Eric J. Wittenberg and Scott L. Mingus Sr.
Savas Beatie, 2016, 504 pp., $32.95
Image courtesy of amazon.com
There has been some recent attention to the month leading up the Battle of Gettysburg; so many studies have been written about the battle itself that this is well needed attention. The Second Battle of Winchester is one such work which brings to light some of the details of the footsteps of the battle we all have read much about. It is the Second Battle of Winchester which allows the Confederate army to punch through to Gettysburg and Eric J. Wittenberg and Scott L. Mingus Sr. have done a great service to the Civil War realm by writing such a work.
Scott L. Mingus Sr. is a familiar name to many. His works span Flames Beyond Gettysburg: The Confederate Expedition to the Susquehanna River, June 1863 and Confederate General William “Extra Billy” Smith: From Virginia’s Statehouse to Gettysburg Scapegoat. His is a scientist and executive in the paper industry and has won the Nathan Bedford Forrest Southern History Award. Eric J. Wittenberg is an accomplished Civil War historian, mainly in the cavalry realm. He has written many articles in magazines and is also the author of The Devil’s to Pay: John Buford at Gettysburg, and Gettysburg’s Forgotten Cavalry Actions. He has won the Gettysburg Civil War Roundtable’s 2015 Book Award.

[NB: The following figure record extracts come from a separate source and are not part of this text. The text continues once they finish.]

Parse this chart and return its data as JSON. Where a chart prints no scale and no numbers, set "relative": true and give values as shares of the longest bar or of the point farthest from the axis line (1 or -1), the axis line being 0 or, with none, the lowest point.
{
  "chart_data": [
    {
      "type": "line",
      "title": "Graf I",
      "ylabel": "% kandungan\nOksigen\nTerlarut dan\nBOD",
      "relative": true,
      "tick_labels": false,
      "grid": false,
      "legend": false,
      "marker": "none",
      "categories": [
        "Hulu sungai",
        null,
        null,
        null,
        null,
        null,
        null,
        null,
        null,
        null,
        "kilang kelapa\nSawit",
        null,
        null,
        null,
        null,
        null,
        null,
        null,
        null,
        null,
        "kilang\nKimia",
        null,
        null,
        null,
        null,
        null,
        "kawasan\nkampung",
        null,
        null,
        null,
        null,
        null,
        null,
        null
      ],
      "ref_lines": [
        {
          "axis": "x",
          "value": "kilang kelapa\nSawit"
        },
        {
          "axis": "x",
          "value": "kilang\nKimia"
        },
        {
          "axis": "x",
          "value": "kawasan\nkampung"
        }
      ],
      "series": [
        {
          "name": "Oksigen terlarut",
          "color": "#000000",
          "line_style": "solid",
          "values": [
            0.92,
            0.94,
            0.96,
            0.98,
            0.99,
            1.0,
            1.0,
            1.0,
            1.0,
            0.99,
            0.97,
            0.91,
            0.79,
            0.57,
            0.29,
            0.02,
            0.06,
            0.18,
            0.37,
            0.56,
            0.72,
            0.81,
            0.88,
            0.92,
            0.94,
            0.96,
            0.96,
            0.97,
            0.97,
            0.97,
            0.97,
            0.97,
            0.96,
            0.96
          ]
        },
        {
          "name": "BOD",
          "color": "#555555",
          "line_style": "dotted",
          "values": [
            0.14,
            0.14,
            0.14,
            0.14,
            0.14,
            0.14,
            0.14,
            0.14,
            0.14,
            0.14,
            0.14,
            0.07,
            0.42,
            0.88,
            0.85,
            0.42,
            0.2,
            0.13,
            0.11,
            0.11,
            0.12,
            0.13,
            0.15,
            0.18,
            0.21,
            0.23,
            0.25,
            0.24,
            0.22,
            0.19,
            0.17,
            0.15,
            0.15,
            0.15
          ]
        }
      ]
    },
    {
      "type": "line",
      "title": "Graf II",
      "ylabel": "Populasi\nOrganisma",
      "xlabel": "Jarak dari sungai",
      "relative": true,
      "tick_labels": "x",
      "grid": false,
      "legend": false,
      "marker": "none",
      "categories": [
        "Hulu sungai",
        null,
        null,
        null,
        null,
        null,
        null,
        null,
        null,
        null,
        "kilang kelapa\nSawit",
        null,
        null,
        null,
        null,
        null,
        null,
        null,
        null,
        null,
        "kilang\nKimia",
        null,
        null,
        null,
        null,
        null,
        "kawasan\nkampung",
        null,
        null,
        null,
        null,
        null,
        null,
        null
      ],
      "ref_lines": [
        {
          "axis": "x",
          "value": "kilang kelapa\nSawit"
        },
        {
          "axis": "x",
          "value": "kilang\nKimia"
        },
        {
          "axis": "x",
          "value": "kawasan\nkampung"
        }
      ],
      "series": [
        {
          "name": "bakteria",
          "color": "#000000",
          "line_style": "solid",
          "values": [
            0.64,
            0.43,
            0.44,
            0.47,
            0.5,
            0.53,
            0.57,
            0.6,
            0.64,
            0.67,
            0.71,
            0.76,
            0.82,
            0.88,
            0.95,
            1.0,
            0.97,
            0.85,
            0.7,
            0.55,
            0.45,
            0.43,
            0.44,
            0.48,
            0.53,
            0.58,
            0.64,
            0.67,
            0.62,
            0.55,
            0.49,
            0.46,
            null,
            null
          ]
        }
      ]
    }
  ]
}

As I have found with most recent Civil War works, the opening chapter was one of the most rewarding for me as a reader. The authors took a great deal of time and effort to bring us seven months worth of information from December of 1862 to June of 1863. This part was invaluable. However, the book becomes more valuable to the Gettysburg reader as it goes on. By breaking up the action by days, the book gives a well written and understandable account of the battle and very even tempered on both sides. While reading through the account of the battle, any reader can understand that this was one of the key battles leading up to Gettysburg. Both Mingus’ and Wittenberg’s narrative shows a mastery of not only the information, but of their incredible style of the writing. Up until this point, I had no idea that the Second Battle of Winchester was as exhausting on the men as previously thought. One of the appendices also offers a driving tour, which many know I find invaluable to any book; other appendices also gives the order of battle and even surgeons and chaplains captured. These parts not only gave the book something more for the reader, but gave the all around picture needed to understand this engagement. Add in the well drawn maps and what we have is the most comprehensive book about the battle I have read.
I highly recommend this book to anyone interested in the Civil War. Usually I recommend books to certain Civil War audiences, but this one seems to capture something that would make any reader of the genre interested. I learned much from these pages and have a better idea of what happened on the roads to Gettysburg here. Both Mingus and Wittenberg are masters of the craft and should be applauded for the work they brought here to Civil War academia. Highly Recommended!